I respectfully dissent for the reasons given by Board member Whitney:
“The majority opinion in evaluating ‘reasonable assurance’ completely ignores the term ‘any such services.’ The statute provides that benefits shall not be paid if the individual performed services in the first academic year and there is reasonable assurance that the individual will perform ‘any such services’ in the second academic year. ORS 657.167 which contains this same language as ORS 657.221 now before us, was interpreted by the Oregon Court of Appeals in Mallon v. Employment Division, 41 Or App 479, 599 P2d 1164 (1979) and again discussed in Johnson v. Employment Division, 59 Or App 626, 651 P2d 1365 (1982). The Court first set out ‘In construing a statute, we must keep in mind the general purpose of the statutory plan.

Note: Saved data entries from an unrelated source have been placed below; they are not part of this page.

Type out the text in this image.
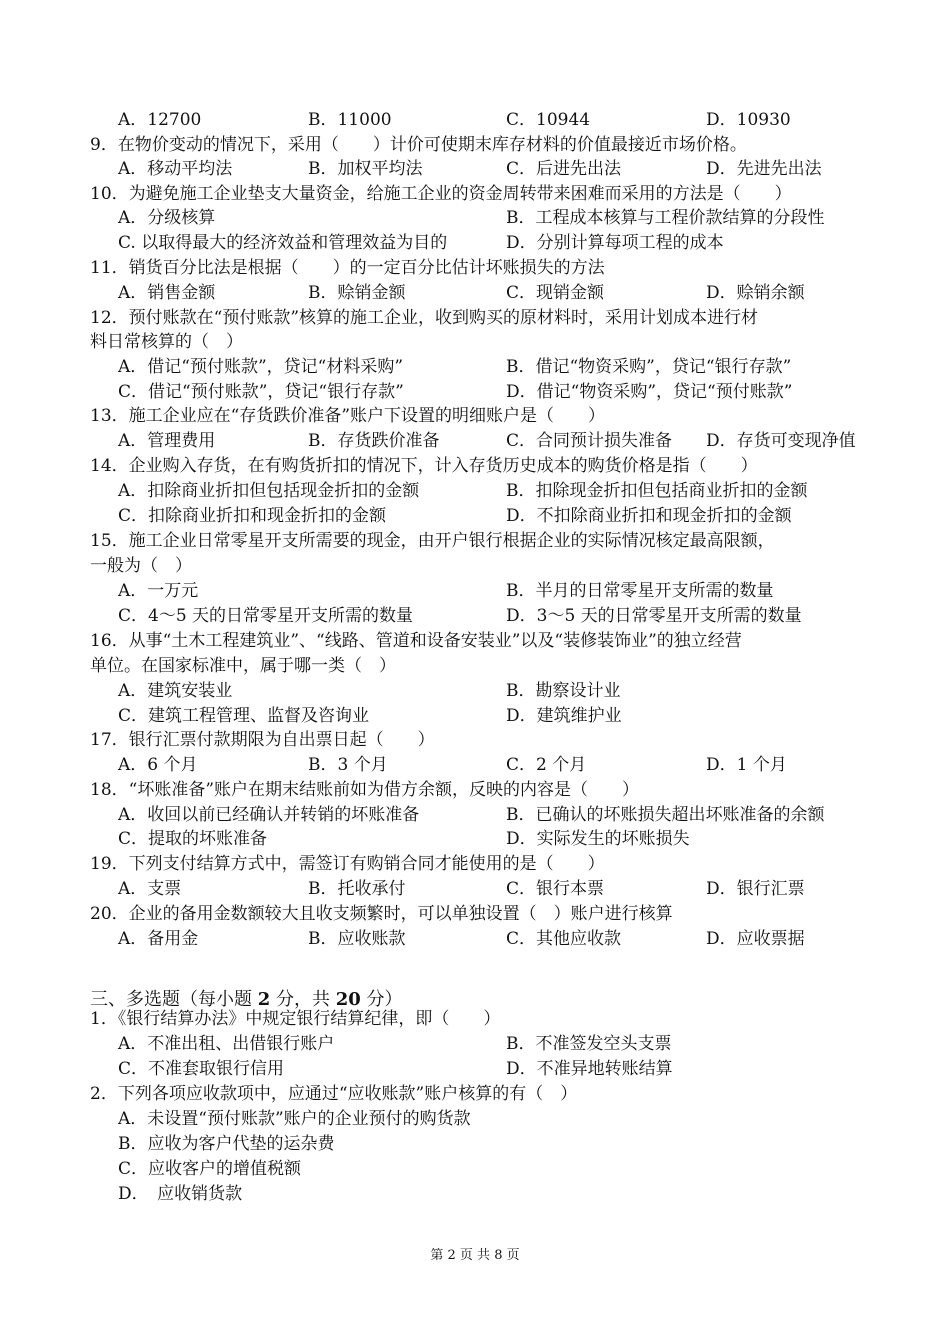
A．12700	B．11000	C．10944	D．10930
9．在物价变动的情况下，采用（　　）计价可使期末库存材料的价值最接近市场价格。
A．移动平均法	B．加权平均法	C．后进先出法	D．先进先出法
10．为避免施工企业垫支大量资金，给施工企业的资金周转带来困难而采用的方法是（　　）
A．分级核算	B．工程成本核算与工程价款结算的分段性
C. 以取得最大的经济效益和管理效益为目的	D．分别计算每项工程的成本
11．销货百分比法是根据（　　）的一定百分比估计坏账损失的方法
A．销售金额	B．赊销金额	C．现销金额	D．赊销余额
12．预付账款在“预付账款”核算的施工企业，收到购买的原材料时，采用计划成本进行材
料日常核算的（　）
A．借记“预付账款”，贷记“材料采购”	B．借记“物资采购”，贷记“银行存款”
C．借记“预付账款”，贷记“银行存款”	D．借记“物资采购”，贷记“预付账款”
13．施工企业应在“存货跌价准备”账户下设置的明细账户是（　　）
A．管理费用	B．存货跌价准备	C．合同预计损失准备 D．存货可变现净值
14．企业购入存货，在有购货折扣的情况下，计入存货历史成本的购货价格是指（　　）
A．扣除商业折扣但包括现金折扣的金额	B．扣除现金折扣但包括商业折扣的金额
C．扣除商业折扣和现金折扣的金额	D．不扣除商业折扣和现金折扣的金额
15．施工企业日常零星开支所需要的现金，由开户银行根据企业的实际情况核定最高限额，
一般为（　）
A．一万元	B．半月的日常零星开支所需的数量
C．4～5 天的日常零星开支所需的数量	D．3～5 天的日常零星开支所需的数量
16．从事“土木工程建筑业”、“线路、管道和设备安装业”以及“装修装饰业”的独立经营
单位。在国家标准中，属于哪一类（　）
A．建筑安装业	B．勘察设计业
C．建筑工程管理、监督及咨询业	D．建筑维护业
17．银行汇票付款期限为自出票日起（　　）
A．6 个月	B．3 个月	C．2 个月	D．1 个月
18．“坏账准备”账户在期末结账前如为借方余额，反映的内容是（　　）
A．收回以前已经确认并转销的坏账准备	B．已确认的坏账损失超出坏账准备的余额
C．提取的坏账准备	D．实际发生的坏账损失
19．下列支付结算方式中，需签订有购销合同才能使用的是（　　）
A．支票	B．托收承付	C．银行本票	D．银行汇票
20．企业的备用金数额较大且收支频繁时，可以单独设置（　）账户进行核算
A．备用金	B．应收账款	C．其他应收款	D．应收票据
1．《银行结算办法》中规定银行结算纪律，即（　　）
A．不准出租、出借银行账户	B．不准签发空头支票
C．不准套取银行信用	D．不准异地转账结算
2．下列各项应收款项中，应通过“应收账款”账户核算的有（　）
A．未设置“预付账款”账户的企业预付的购货款
B．应收为客户代垫的运杂费
C．应收客户的增值税额
D．　应收销货款
三、多选题（每小题 2 分，共 20 分）
第 2 页 共 8 页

The unemployment law was enacted to provide a source of substitute income for any eligible unemployed person unless that person is disqualified. *521The disqualifying language should be read with that purpose in mind and we should eschew narrow interpretations which would disqualify otherwise eligible unemployed persons.’ The statutory phrase ‘a reasonable assurance that such individual will perform services in any such capacity,’ means he is assured he will perform services in the same or similar quantity as performed during the preceding academic year. Also, OAR 471-30-075 defines ‘reasonable assurance’ as an agreement, express or implied, that the employee will perform services in the same or similar capacity.
“In the case at hand, it is obvious the claimant will not be returning to perform services in the same or similar quantity as she had performed. The school system which normally operated on a 12 month basis, was cut short because of budgetary problems and therefore, the claimant’s wages reduced by approximately two months. This is certainly not the performance of services in the same or similar quantity.”